Das hat das Amtsgericht (AG) München mit Urteil vom 10.06.2016 – 271 C 8375/16 – entschieden.

In solchen Fällen, so das AG,

  • komme es durch den Kauf eines Reisenden in einer Manufaktur zu keiner vertraglichen Beziehung zwischen dem Reisenden und dem Reiseveranstalter,
  • sei der Verkäufer nicht Erfüllungsgehilfe des Reiseveranstalters und
  • würden auch freundliche Unterstützungsleistungen (organisatorisch, sprachlich) des Reiseleiters vor Ort nicht zu einer Haftung des Reiseveranstalters führen (Quelle: Pressemitteilung des AG München vom 20.12.2016 – 100/16 –).

Was Personen, deren Bild im Rahmen einer Presseberichterstattung veröffentlicht worden ist, wissen sollten

Bildnisse einer Person dürfen grundsätzlich nur mit deren Einwilligung verbreitet werden (§ 22 Satz 1 des Gesetzes betreffend das Urheberrecht an Werken der bildenden Künste und der Photographie (KUG)).

Eine nicht von der Einwilligung des Abgebildeten gedeckte Verbreitung seines Bildes ist nur dann zulässig, wenn

  • dieses Bild dem Bereich der Zeitgeschichte oder einem der weiteren Ausnahmetatbestände des § 23 Abs. 1 KUG positiv zuzuordnen ist und
  • berechtigte Interessen des Abgebildeten nicht verletzt werden (§ 23 Abs. 2 KUG).

Schon bei der Beurteilung, ob ein Bild dem Bereich der Zeitgeschichte zuzuordnen ist, ist dabei eine Abwägung vorzunehmen

  • zwischen den Rechten des Abgebildeten aus Art. 1 Abs. 1, Art. 2 Abs. 1 Grundgesetz (GG), Art. 8 Abs. 1 der Europäischen Menschenrechtskonvention (EMRK) einerseits sowie
  • den Rechten der Presse aus Art. 5 Abs. 1 GG, Art. 10 EMRK andererseits.

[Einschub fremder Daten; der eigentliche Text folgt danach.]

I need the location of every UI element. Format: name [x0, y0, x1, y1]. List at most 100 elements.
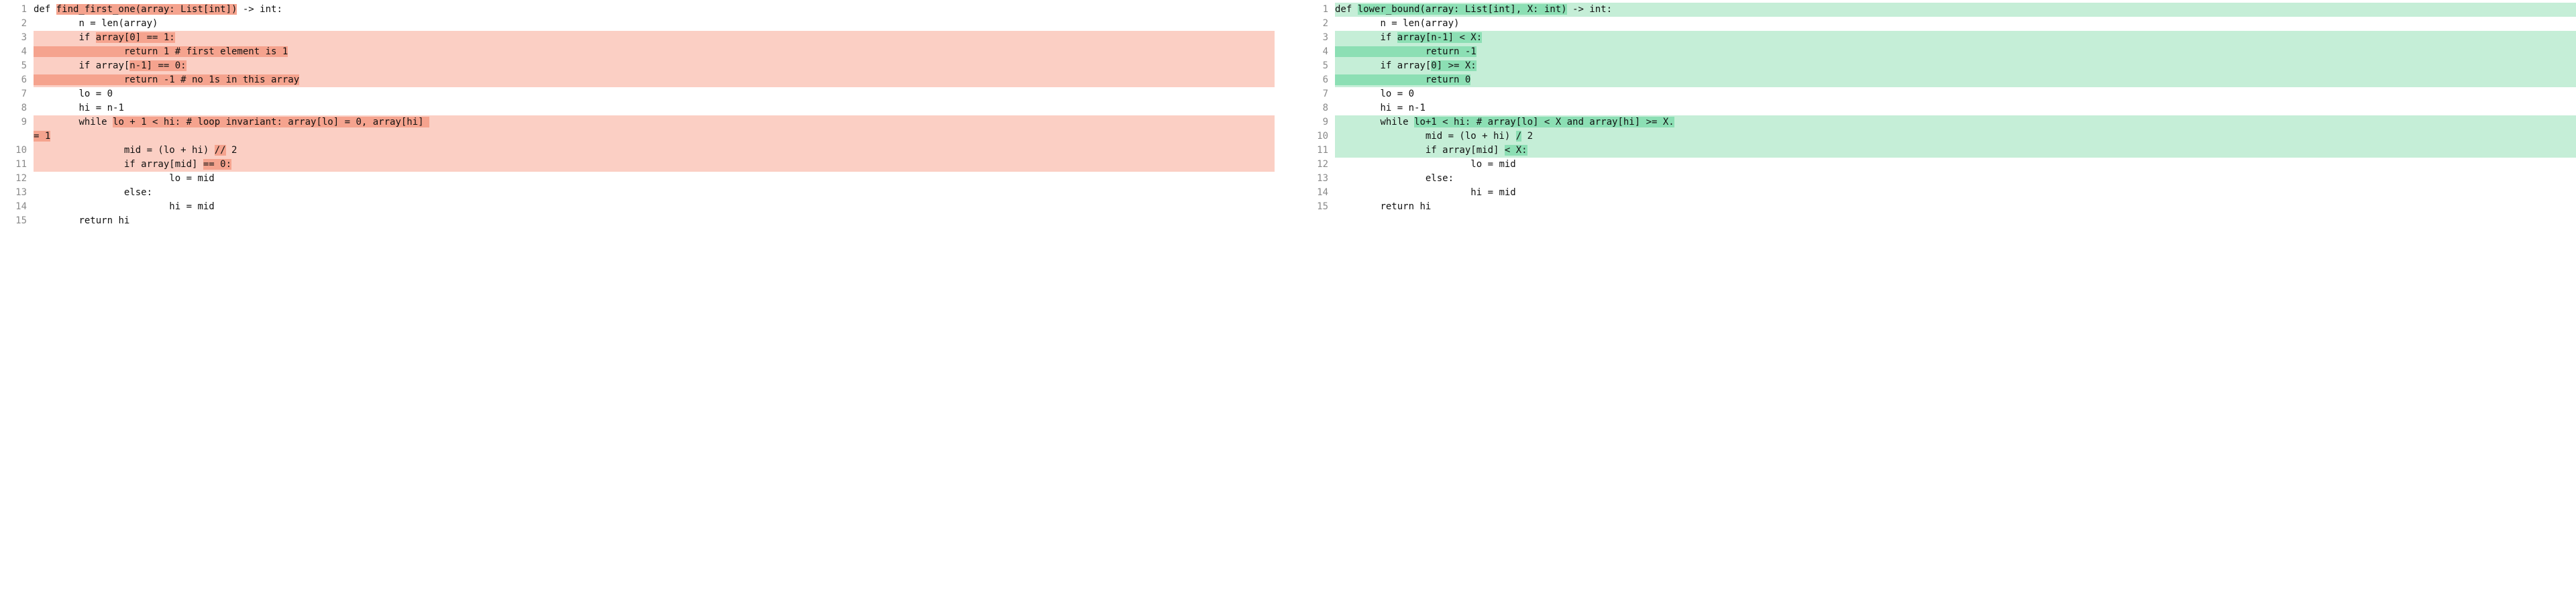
code-line-continuation: = 1 [0, 129, 1275, 144]
diff-token-changed: / [1516, 131, 1521, 142]
line-number: 14 [0, 200, 34, 214]
code-content: def lower_bound(array: List[int], X: int… [1335, 3, 2576, 17]
line-number: 12 [1301, 158, 1335, 172]
line-number [0, 129, 34, 144]
code-line: 9 while lo+1 < hi: # array[lo] < X and a… [1301, 115, 2576, 129]
diff-token: -> int: [1567, 4, 1612, 15]
code-content: if array[0] >= X: [1335, 59, 2576, 73]
line-number: 1 [1301, 3, 1335, 17]
diff-token: 2 [1521, 131, 1533, 142]
diff-token: else: [1335, 173, 1454, 184]
line-number: 7 [1301, 87, 1335, 101]
line-number: 15 [1301, 200, 1335, 214]
code-content: if array[0] == 1: [34, 31, 1275, 45]
diff-token: -> int: [237, 4, 282, 15]
line-number: 10 [0, 144, 34, 158]
code-line: 12 lo = mid [1301, 158, 2576, 172]
code-line: 3 if array[0] == 1: [0, 31, 1275, 45]
diff-token: return hi [1335, 201, 1431, 212]
code-content: lo = 0 [34, 87, 1275, 101]
code-content: lo = 0 [1335, 87, 2576, 101]
line-number: 4 [0, 45, 34, 59]
code-content: mid = (lo + hi) / 2 [1335, 129, 2576, 144]
diff-token: hi = n-1 [1335, 103, 1426, 113]
diff-token-changed: find_first_one(array: List[int]) [56, 4, 237, 15]
code-line: 11 if array[mid] == 0: [0, 158, 1275, 172]
diff-token: hi = mid [1335, 187, 1516, 198]
code-content: while lo+1 < hi: # array[lo] < X and arr… [1335, 115, 2576, 129]
code-line: 15 return hi [1301, 200, 2576, 214]
line-number: 7 [0, 87, 34, 101]
line-number: 15 [0, 214, 34, 228]
diff-token: if array[mid] [34, 159, 203, 170]
diff-token: n = len(array) [1335, 18, 1459, 29]
code-content: return hi [34, 214, 1275, 228]
code-line: 13 else: [0, 186, 1275, 200]
code-content: if array[n-1] == 0: [34, 59, 1275, 73]
diff-token-changed: == 0: [203, 159, 231, 170]
diff-token: if array[ [34, 60, 129, 71]
diff-token: if array[ [1335, 60, 1431, 71]
diff-token-changed: lo + 1 < hi: # loop invariant: array[lo]… [113, 117, 429, 127]
code-line: 6 return 0 [1301, 73, 2576, 87]
diff-token: hi = mid [34, 201, 215, 212]
line-number: 9 [1301, 115, 1335, 129]
code-content: if array[mid] < X: [1335, 144, 2576, 158]
code-line: 13 else: [1301, 172, 2576, 186]
code-line: 4 return -1 [1301, 45, 2576, 59]
code-line: 14 hi = mid [1301, 186, 2576, 200]
code-content: if array[n-1] < X: [1335, 31, 2576, 45]
code-line: 3 if array[n-1] < X: [1301, 31, 2576, 45]
line-number: 4 [1301, 45, 1335, 59]
diff-token-changed: return -1 # no 1s in this array [34, 74, 299, 85]
diff-token-changed: lo+1 < hi: # array[lo] < X and array[hi]… [1414, 117, 1674, 127]
code-content: def find_first_one(array: List[int]) -> … [34, 3, 1275, 17]
code-content: hi = mid [1335, 186, 2576, 200]
diff-token-changed: // [215, 145, 226, 156]
line-number: 9 [0, 115, 34, 129]
diff-token: mid = (lo + hi) [1335, 131, 1516, 142]
diff-token-changed: lower_bound(array: List[int], X: int) [1358, 4, 1567, 15]
code-line: 2 n = len(array) [0, 17, 1275, 31]
line-number: 5 [0, 59, 34, 73]
code-line: 10 mid = (lo + hi) // 2 [0, 144, 1275, 158]
line-number: 2 [1301, 17, 1335, 31]
diff-token: if [34, 32, 96, 43]
diff-token-changed: return -1 [1335, 46, 1477, 57]
code-content: return -1 [1335, 45, 2576, 59]
code-line: 9 while lo + 1 < hi: # loop invariant: a… [0, 115, 1275, 129]
code-content: mid = (lo + hi) // 2 [34, 144, 1275, 158]
diff-token-changed: array[0] == 1: [96, 32, 175, 43]
line-number: 8 [1301, 101, 1335, 115]
code-line: 4 return 1 # first element is 1 [0, 45, 1275, 59]
diff-token: 2 [226, 145, 237, 156]
line-number: 6 [1301, 73, 1335, 87]
code-line: 7 lo = 0 [1301, 87, 2576, 101]
code-content: n = len(array) [1335, 17, 2576, 31]
diff-token: def [1335, 4, 1358, 15]
diff-token-changed: return 1 # first element is 1 [34, 46, 288, 57]
code-line: 8 hi = n-1 [1301, 101, 2576, 115]
diff-token: def [34, 4, 56, 15]
line-number: 5 [1301, 59, 1335, 73]
code-line: 11 if array[mid] < X: [1301, 144, 2576, 158]
line-number: 11 [0, 158, 34, 172]
code-content: lo = mid [1335, 158, 2576, 172]
diff-container: 1def find_first_one(array: List[int]) ->… [0, 0, 2576, 231]
code-content: return -1 # no 1s in this array [34, 73, 1275, 87]
line-number: 1 [0, 3, 34, 17]
line-number: 12 [0, 172, 34, 186]
diff-token-changed: return 0 [1335, 74, 1470, 85]
line-number: 13 [1301, 172, 1335, 186]
diff-token: lo = 0 [1335, 89, 1414, 99]
diff-token: while [34, 117, 113, 127]
code-content: = 1 [34, 129, 1275, 144]
code-line: 15 return hi [0, 214, 1275, 228]
code-content: else: [1335, 172, 2576, 186]
diff-token: if [1335, 32, 1397, 43]
code-content: hi = n-1 [34, 101, 1275, 115]
code-line: 7 lo = 0 [0, 87, 1275, 101]
diff-token: else: [34, 187, 152, 198]
code-content: return 0 [1335, 73, 2576, 87]
line-number: 8 [0, 101, 34, 115]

Berücksichtigt bei der Gewichtung

  • des Informationsinteresses der Öffentlichkeit
  • im Verhältnis zu dem kollidierenden Persönlichkeitsschutz

werden muss,

  • dass von maßgebliche Bedeutung der Gegenstand der Berichterstattung ist und
    • ob die Medien im konkreten Fall eine Angelegenheit von öffentlichem Interesse ernsthaft und sachbezogen erörtern, damit den Informationsanspruch des Publikums erfüllen und zur Bildung der öffentlichen Meinung beitragen oder
    • ob sie – ohne Bezug zu einem zeitgeschichtlichen Ereignis – lediglich die Neugier der Leser oder Zuschauer nach privaten Angelegenheiten prominenter Personen befriedigen,
  • welcher Informationsgehalt der Bildberichterstattung im Gesamtkontext zukommt, in den das Personenbildnis gestellt ist, insbesondere unter Berücksichtigung der zugehörigen Textberichterstattung,
  • der Anlass der Berichterstattung sowie die Umstände, unter denen die Aufnahme entstanden ist und
  • in welcher Situation der Betroffene erfasst und wie er dargestellt worden ist.

Darauf hat der VI. Zivilsenat des Bundesgerichtshofs (BGH) mit Urteil vom 27.09.2016 – VI ZR 310/14 – hingewiesen.